As for having a religiously affiliated speaker, even though Susan's husband was a former altar boy Susan did not want anyone who didn't know him speaking at his service. It was suggested that a podium could be set up for those who wanted to share a story.

That's exactly what Susan wanted. There would be an open microphone.

The remembrance cards were next. The girls chose a lighthouse photo and a sunset photo. Susan didn't want any prayers, even the Irish ones, she wanted each card to have a selection of things the husband commonly said, such as 'Analyze, Adapt, Overcome' and 'Obama is a Communist'.

Lastly, Susan's husband was a fan of the expeditious disposition, so Susan arranged for him to be cremated. She chose a biodegradable container as his temporary repository, and by biodegradable she means cardboard. At a date and location to be determined later, Susan will surround herself with those who loved him and cast her wonderful husband to the wind.

Ten thousand dollars later, Susan and her funereal entourage thanked the Brians and left for the florist.

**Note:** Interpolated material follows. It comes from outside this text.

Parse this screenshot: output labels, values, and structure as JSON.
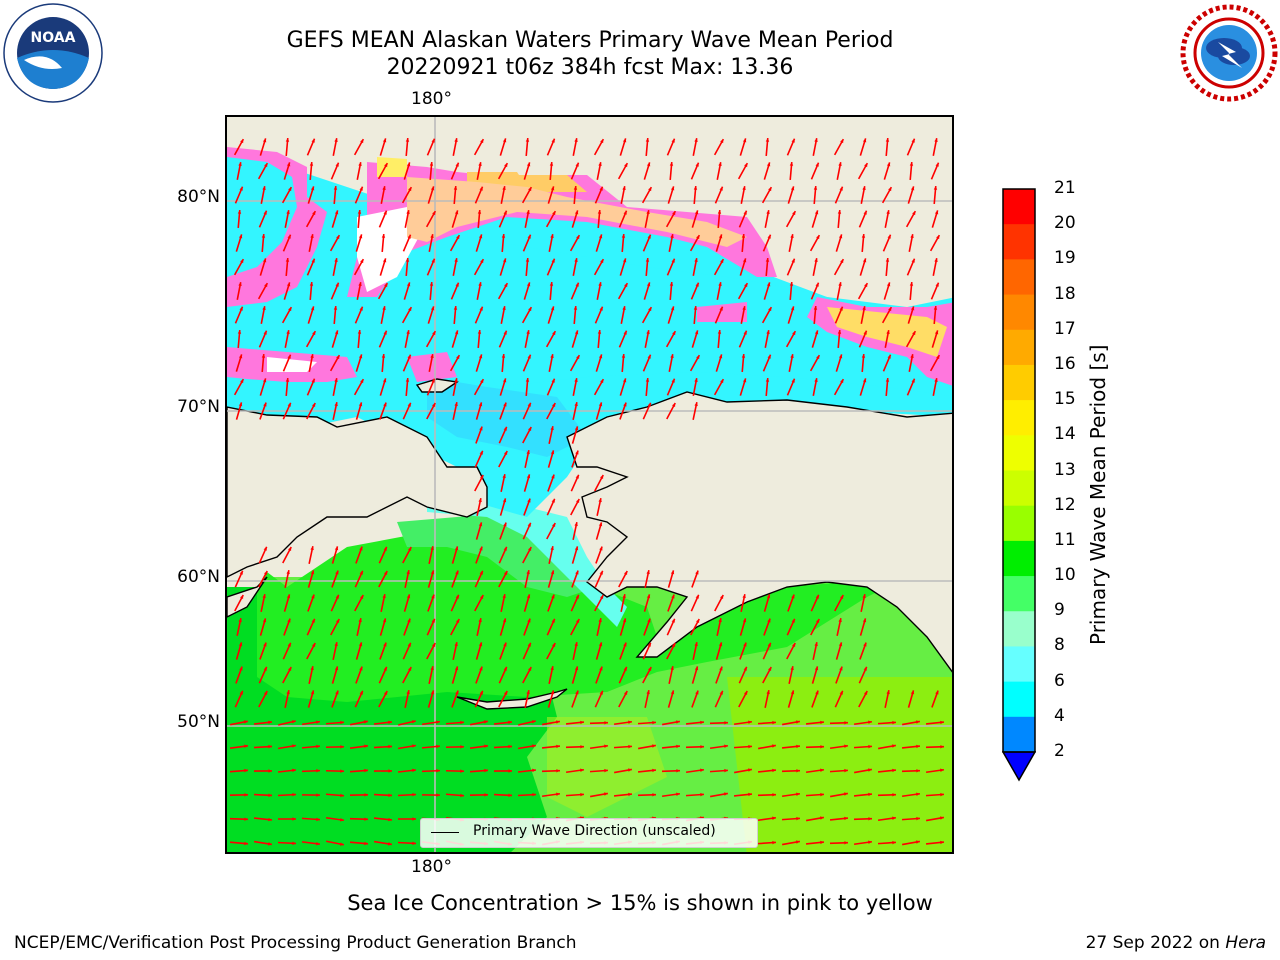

The day had gotten colder and rainy-er. The florist expressed his condolences and set to work gathering sprigs and cuttings based on the girls' stipulation that it be wintery, but not Christmasy. Susan didn't choose anything herself, she mostly said yes or no to everyone's floral suggestions and when they were done the florist handed them each a white rose. Susan didn't want hers so she gave it to her daughter when she got home.

Later that evening Susan had a full house with her little sister, both grown daughters, a set of twins and their father. The girls were all putting together collages of pictures for the wake, the father of the twins was creating a playlist of  the husband's favorite music and Susan occupied herself by cleaning out the husband's dresser drawers in the room that was now soley hers.

Any time she went in to the dining room and saw the photos she started to cry, so she kept her distance.

That night she slept in the living room on the couch. Her daughter stayed with her and slept on the opposite couch.

10 comments:

Kathleen said...

Hugs cousin! My thoughts are with you and your family.

Anonymous said...

I'm so sorry for your loss. Sending prayers and loving thoughts your way.

Cupcake Murphy said...

Deaath is so odd. Sorry you lost your guy.

Debra said...

I'm so sorry.

Frugal Vegan Mom said...

I didn't start reading this expecting to laugh, but "Obama is a Communist" got me.

I'm so sorry for your loss, but happy Susan is surrounded by family and hope 2015 is good to her.

Susan Anderson said...

So sorry to hear your sad news. Take care, from Scottish Susan

Dawn said...

I'm so sorry.

Alexandra said...

I am so sorry, Susan. I have re read your post twice, to be sure, and yes. I am so sorry for your loss , for your children's loss, for what you are enduring right now. I sent you an email, I hope it gets to you, If you'd like to talk, or email, or anything, please let me know. I would love to hear how you are doing. And I send you my love, my sincere sorrow, and hopes for sweet memories to carry you through these days. I am so sorry.

Stephanie D said...

I love this - it is theraputic for me to read these posts. thanks chickie :)

Meg at the Members Lounge said...

When we picked out my Dad's casket, we went with the claddagh on the side! God, that made it so much easier to decide and deal with. Susan did an excellent job planning and executing the most awful event anyone has to deal with. Bravo to you and your extended family for making it a lovely sendoff.